LONDON (Reuters) - Commodity trader ED&F Man on Friday reported a pretax loss of $144.6 million for the year ending Sept. 30, citing significant under-performance in its sugar and grains businesses.
The employee-owned agricultural commodities and brokerage group, established in 1783, said the firm had also incurred significant losses as the victim of a transaction involving fraudulent warehouse receipts.
The London-based company had reported a pretax profit of $101.9 million in the year to September 30, 2016.
In October, ED&F Man’s chief executive Phil Howell stepped down and the group has begun strategic reviews of both its sugar and grains businesses.
“The year under review has seen some of the toughest trading conditions in our Group’s history, yielding financial results that at best can be described as disappointing,” Executive Chairman Rafael Muguiro said in the company’s annual report.
ED&F Man’s coffee and liquid products businesses, however, performed well.

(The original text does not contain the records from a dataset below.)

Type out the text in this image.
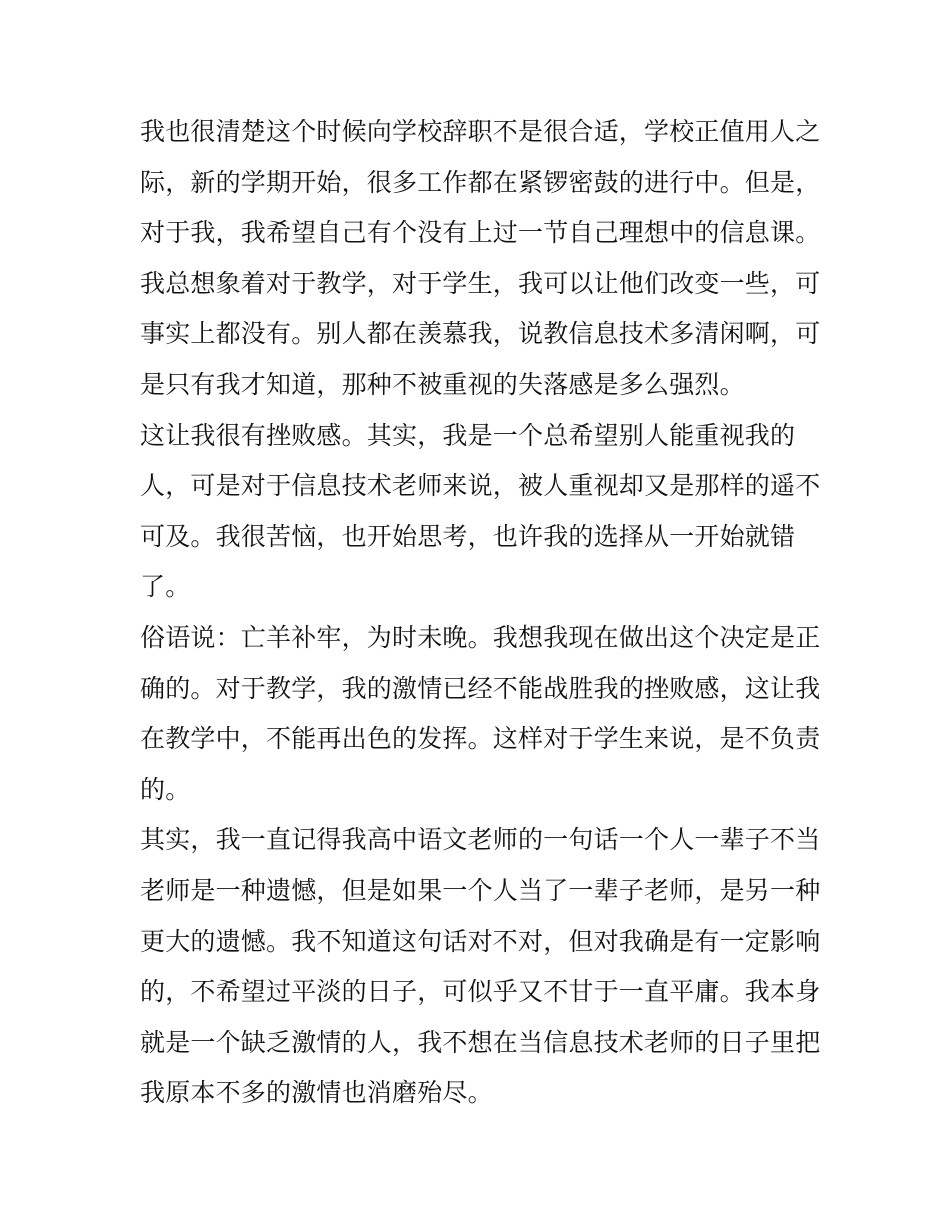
我也很清楚这个时候向学校辞职不是很合适，学校正值用人之
际，新的学期开始，很多工作都在紧锣密鼓的进行中。但是，
对于我，我希望自己有个没有上过一节自己理想中的信息课。
我总想象着对于教学，对于学生，我可以让他们改变一些，可
事实上都没有。别人都在羡慕我，说教信息技术多清闲啊，可
是只有我才知道，那种不被重视的失落感是多么强烈。
这让我很有挫败感。其实，我是一个总希望别人能重视我的
人，可是对于信息技术老师来说，被人重视却又是那样的遥不
可及。我很苦恼，也开始思考，也许我的选择从一开始就错
了。
俗语说：亡羊补牢，为时未晚。我想我现在做出这个决定是正
确的。对于教学，我的激情已经不能战胜我的挫败感，这让我
在教学中，不能再出色的发挥。这样对于学生来说，是不负责
的。
其实，我一直记得我高中语文老师的一句话一个人一辈子不当
老师是一种遗憾，但是如果一个人当了一辈子老师，是另一种
更大的遗憾。我不知道这句话对不对，但对我确是有一定影响
的，不希望过平淡的日子，可似乎又不甘于一直平庸。我本身
就是一个缺乏激情的人，我不想在当信息技术老师的日子里把
我原本不多的激情也消磨殆尽。
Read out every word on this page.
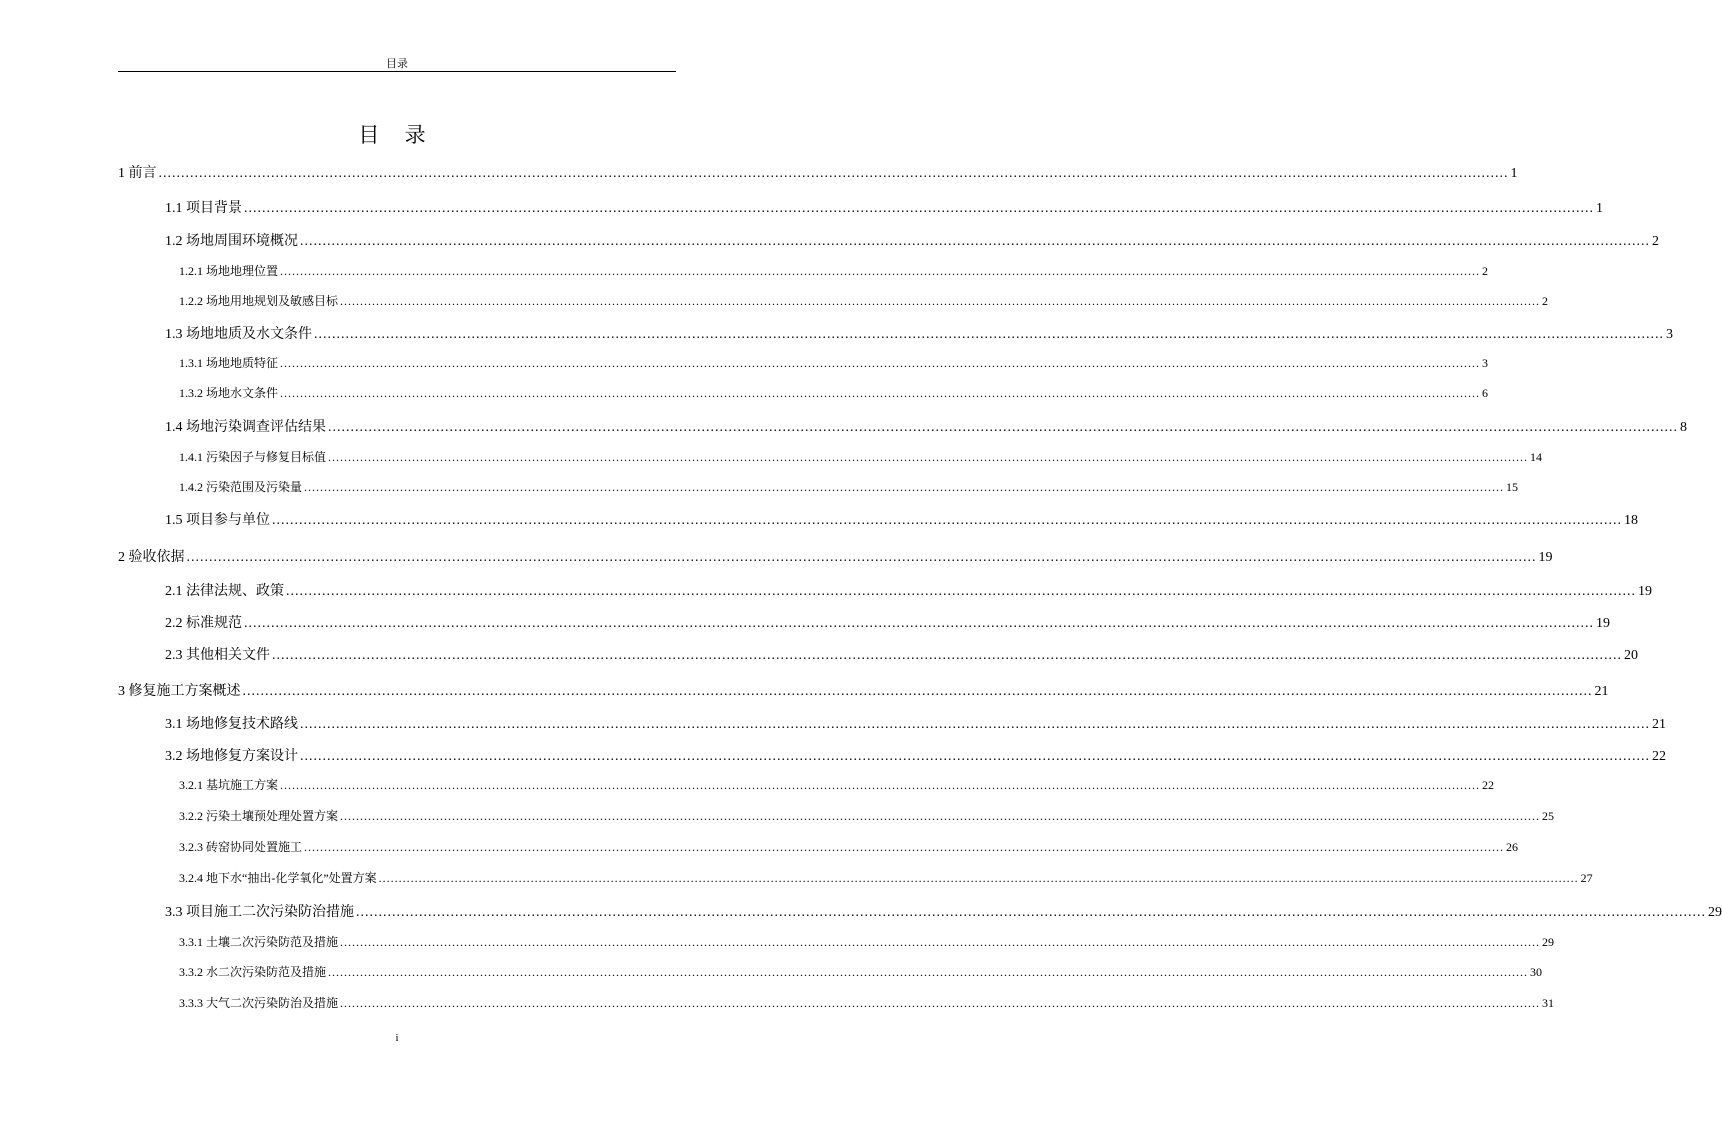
目录
目 录
1 前言 ............................................................................................................................................................................................................................................................................................................ 1
1.1 项目背景 ............................................................................................................................................................................................................................................................................................................ 1
1.2 场地周围环境概况 ............................................................................................................................................................................................................................................................................................................ 2
1.2.1 场地地理位置 ............................................................................................................................................................................................................................................................................................................ 2
1.2.2 场地用地规划及敏感目标 ............................................................................................................................................................................................................................................................................................................ 2
1.3 场地地质及水文条件 ............................................................................................................................................................................................................................................................................................................ 3
1.3.1 场地地质特征 ............................................................................................................................................................................................................................................................................................................ 3
1.3.2 场地水文条件 ............................................................................................................................................................................................................................................................................................................ 6
1.4 场地污染调查评估结果 ............................................................................................................................................................................................................................................................................................................ 8
1.4.1 污染因子与修复目标值 ............................................................................................................................................................................................................................................................................................................ 14
1.4.2 污染范围及污染量 ............................................................................................................................................................................................................................................................................................................ 15
1.5 项目参与单位 ............................................................................................................................................................................................................................................................................................................ 18
2 验收依据 ............................................................................................................................................................................................................................................................................................................ 19
2.1 法律法规、政策 ............................................................................................................................................................................................................................................................................................................ 19
2.2 标准规范 ............................................................................................................................................................................................................................................................................................................ 19
2.3 其他相关文件 ............................................................................................................................................................................................................................................................................................................ 20
3 修复施工方案概述 ............................................................................................................................................................................................................................................................................................................ 21
3.1 场地修复技术路线 ............................................................................................................................................................................................................................................................................................................ 21
3.2 场地修复方案设计 ............................................................................................................................................................................................................................................................................................................ 22
3.2.1 基坑施工方案 ............................................................................................................................................................................................................................................................................................................ 22
3.2.2 污染土壤预处理处置方案 ............................................................................................................................................................................................................................................................................................................ 25
3.2.3 砖窑协同处置施工 ............................................................................................................................................................................................................................................................................................................ 26
3.2.4 地下水“抽出-化学氧化”处置方案 ............................................................................................................................................................................................................................................................................................................ 27
3.3 项目施工二次污染防治措施 ............................................................................................................................................................................................................................................................................................................ 29
3.3.1 土壤二次污染防范及措施 ............................................................................................................................................................................................................................................................................................................ 29
3.3.2 水二次污染防范及措施 ............................................................................................................................................................................................................................................................................................................ 30
3.3.3 大气二次污染防治及措施 ............................................................................................................................................................................................................................................................................................................ 31
i
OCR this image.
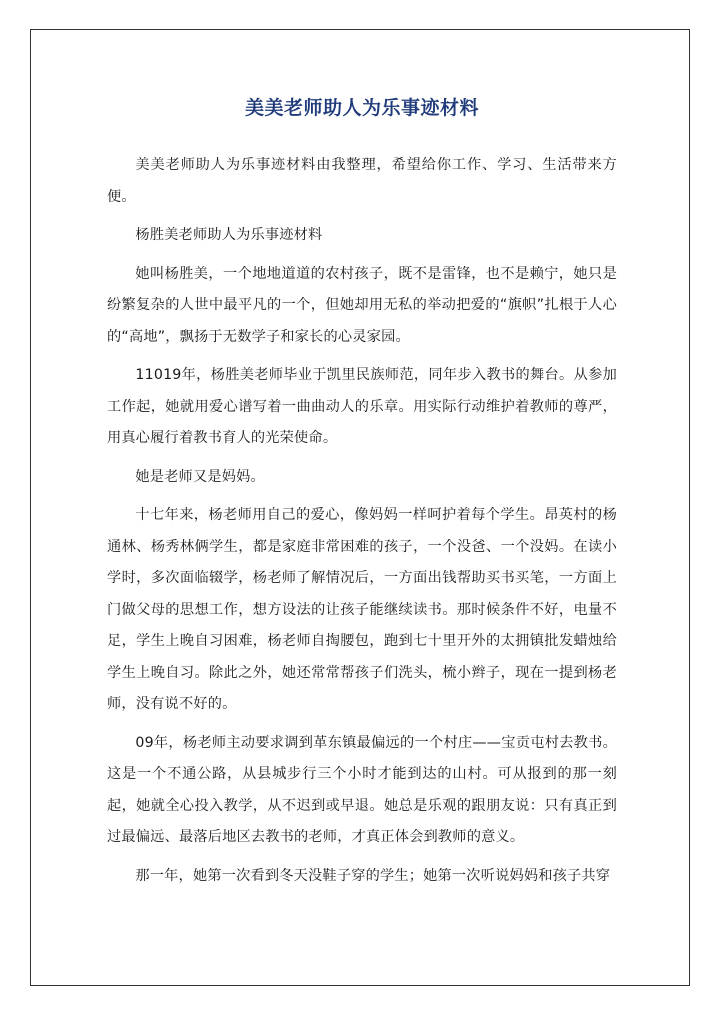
美美老师助人为乐事迹材料

美美老师助人为乐事迹材料由我整理，希望给你工作、学习、生活带来方便。

杨胜美老师助人为乐事迹材料

她叫杨胜美，一个地地道道的农村孩子，既不是雷锋，也不是赖宁，她只是纷繁复杂的人世中最平凡的一个，但她却用无私的举动把爱的“旗帜”扎根于人心的“高地”，飘扬于无数学子和家长的心灵家园。

11019年，杨胜美老师毕业于凯里民族师范，同年步入教书的舞台。从参加工作起，她就用爱心谱写着一曲曲动人的乐章。用实际行动维护着教师的尊严，用真心履行着教书育人的光荣使命。

她是老师又是妈妈。

十七年来，杨老师用自己的爱心，像妈妈一样呵护着每个学生。昂英村的杨通林、杨秀林俩学生，都是家庭非常困难的孩子，一个没爸、一个没妈。在读小学时，多次面临辍学，杨老师了解情况后，一方面出钱帮助买书买笔，一方面上门做父母的思想工作，想方设法的让孩子能继续读书。那时候条件不好，电量不足，学生上晚自习困难，杨老师自掏腰包，跑到七十里开外的太拥镇批发蜡烛给学生上晚自习。除此之外，她还常常帮孩子们洗头，梳小辫子，现在一提到杨老师，没有说不好的。

09年，杨老师主动要求调到革东镇最偏远的一个村庄——宝贡屯村去教书。这是一个不通公路，从县城步行三个小时才能到达的山村。可从报到的那一刻起，她就全心投入教学，从不迟到或早退。她总是乐观的跟朋友说：只有真正到过最偏远、最落后地区去教书的老师，才真正体会到教师的意义。

那一年，她第一次看到冬天没鞋子穿的学生；她第一次听说妈妈和孩子共穿
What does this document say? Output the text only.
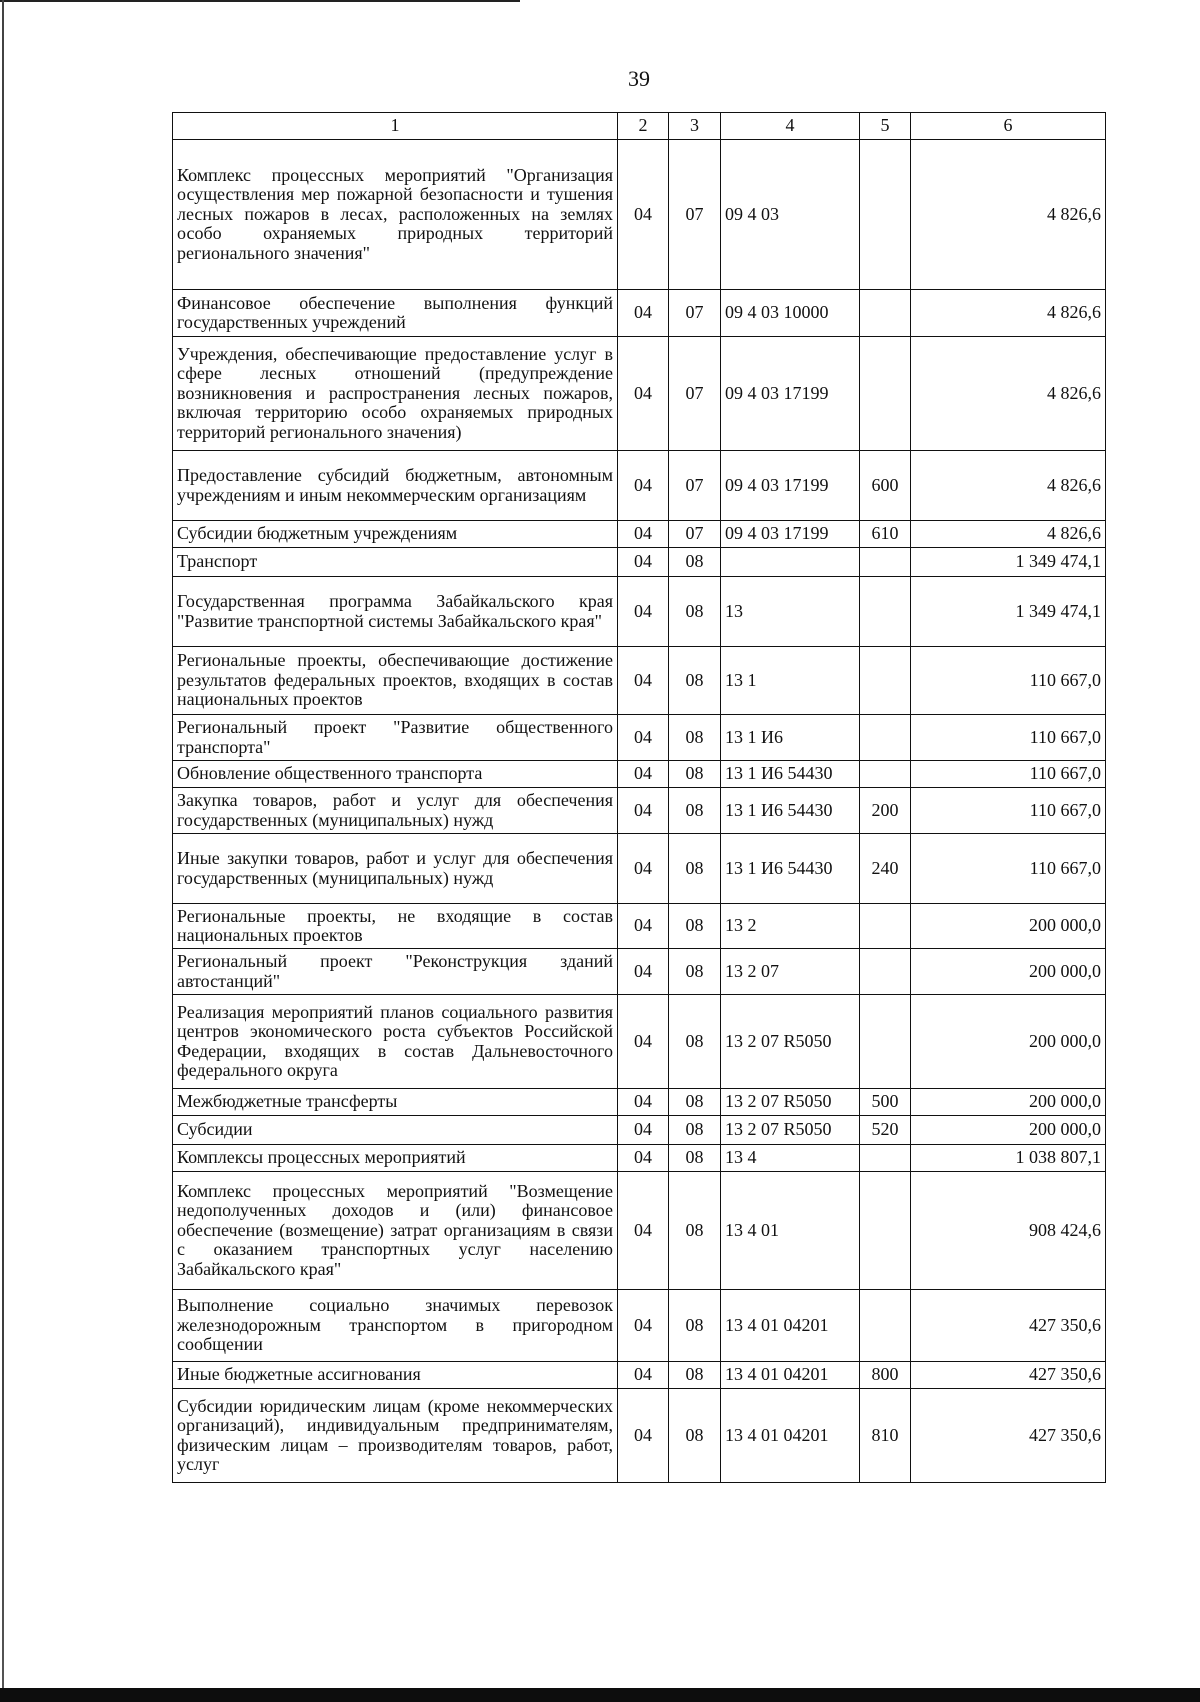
39
1	2	3	4	5	6
Комплекс процессных мероприятий "Организация осуществления мер пожарной безопасности и тушения лесных пожаров в лесах, расположенных на землях особо охраняемых природных территорий регионального значения"	04	07	09 4 03		4 826,6
Финансовое обеспечение выполнения функций государственных учреждений	04	07	09 4 03 10000		4 826,6
Учреждения, обеспечивающие предоставление услуг в сфере лесных отношений (предупреждение возникновения и распространения лесных пожаров, включая территорию особо охраняемых природных территорий регионального значения)	04	07	09 4 03 17199		4 826,6
Предоставление субсидий бюджетным, автономным учреждениям и иным некоммерческим организациям	04	07	09 4 03 17199	600	4 826,6
Субсидии бюджетным учреждениям	04	07	09 4 03 17199	610	4 826,6
Транспорт	04	08			1 349 474,1
Государственная программа Забайкальского края "Развитие транспортной системы Забайкальского края"	04	08	13		1 349 474,1
Региональные проекты, обеспечивающие достижение результатов федеральных проектов, входящих в состав национальных проектов	04	08	13 1		110 667,0
Региональный проект "Развитие общественного транспорта"	04	08	13 1 И6		110 667,0
Обновление общественного транспорта	04	08	13 1 И6 54430		110 667,0
Закупка товаров, работ и услуг для обеспечения государственных (муниципальных) нужд	04	08	13 1 И6 54430	200	110 667,0
Иные закупки товаров, работ и услуг для обеспечения государственных (муниципальных) нужд	04	08	13 1 И6 54430	240	110 667,0
Региональные проекты, не входящие в состав национальных проектов	04	08	13 2		200 000,0
Региональный проект "Реконструкция зданий автостанций"	04	08	13 2 07		200 000,0
Реализация мероприятий планов социального развития центров экономического роста субъектов Российской Федерации, входящих в состав Дальневосточного федерального округа	04	08	13 2 07 R5050		200 000,0
Межбюджетные трансферты	04	08	13 2 07 R5050	500	200 000,0
Субсидии	04	08	13 2 07 R5050	520	200 000,0
Комплексы процессных мероприятий	04	08	13 4		1 038 807,1
Комплекс процессных мероприятий "Возмещение недополученных доходов и (или) финансовое обеспечение (возмещение) затрат организациям в связи с оказанием транспортных услуг населению Забайкальского края"	04	08	13 4 01		908 424,6
Выполнение социально значимых перевозок железнодорожным транспортом в пригородном сообщении	04	08	13 4 01 04201		427 350,6
Иные бюджетные ассигнования	04	08	13 4 01 04201	800	427 350,6
Субсидии юридическим лицам (кроме некоммерческих организаций), индивидуальным предпринимателям, физическим лицам – производителям товаров, работ, услуг	04	08	13 4 01 04201	810	427 350,6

The company said debt facilities of $2.13 billion are due to renewal in 2018 and discussions have commenced with banks.
“Based on discussions with the Group’s banks and projected cash requirements, the directors have a reasonable expectation that the company has adequate resources to continue in operational existence for the foreseeable future,” the report said.
The company has businesses involved in trading sugar, coffee, molasses and animal feeds, grains, pulses, shipping and also capital markets.
German sugar company Suedzucker AG (SZUG.DE) has a 35 percent stake in ED&F Man.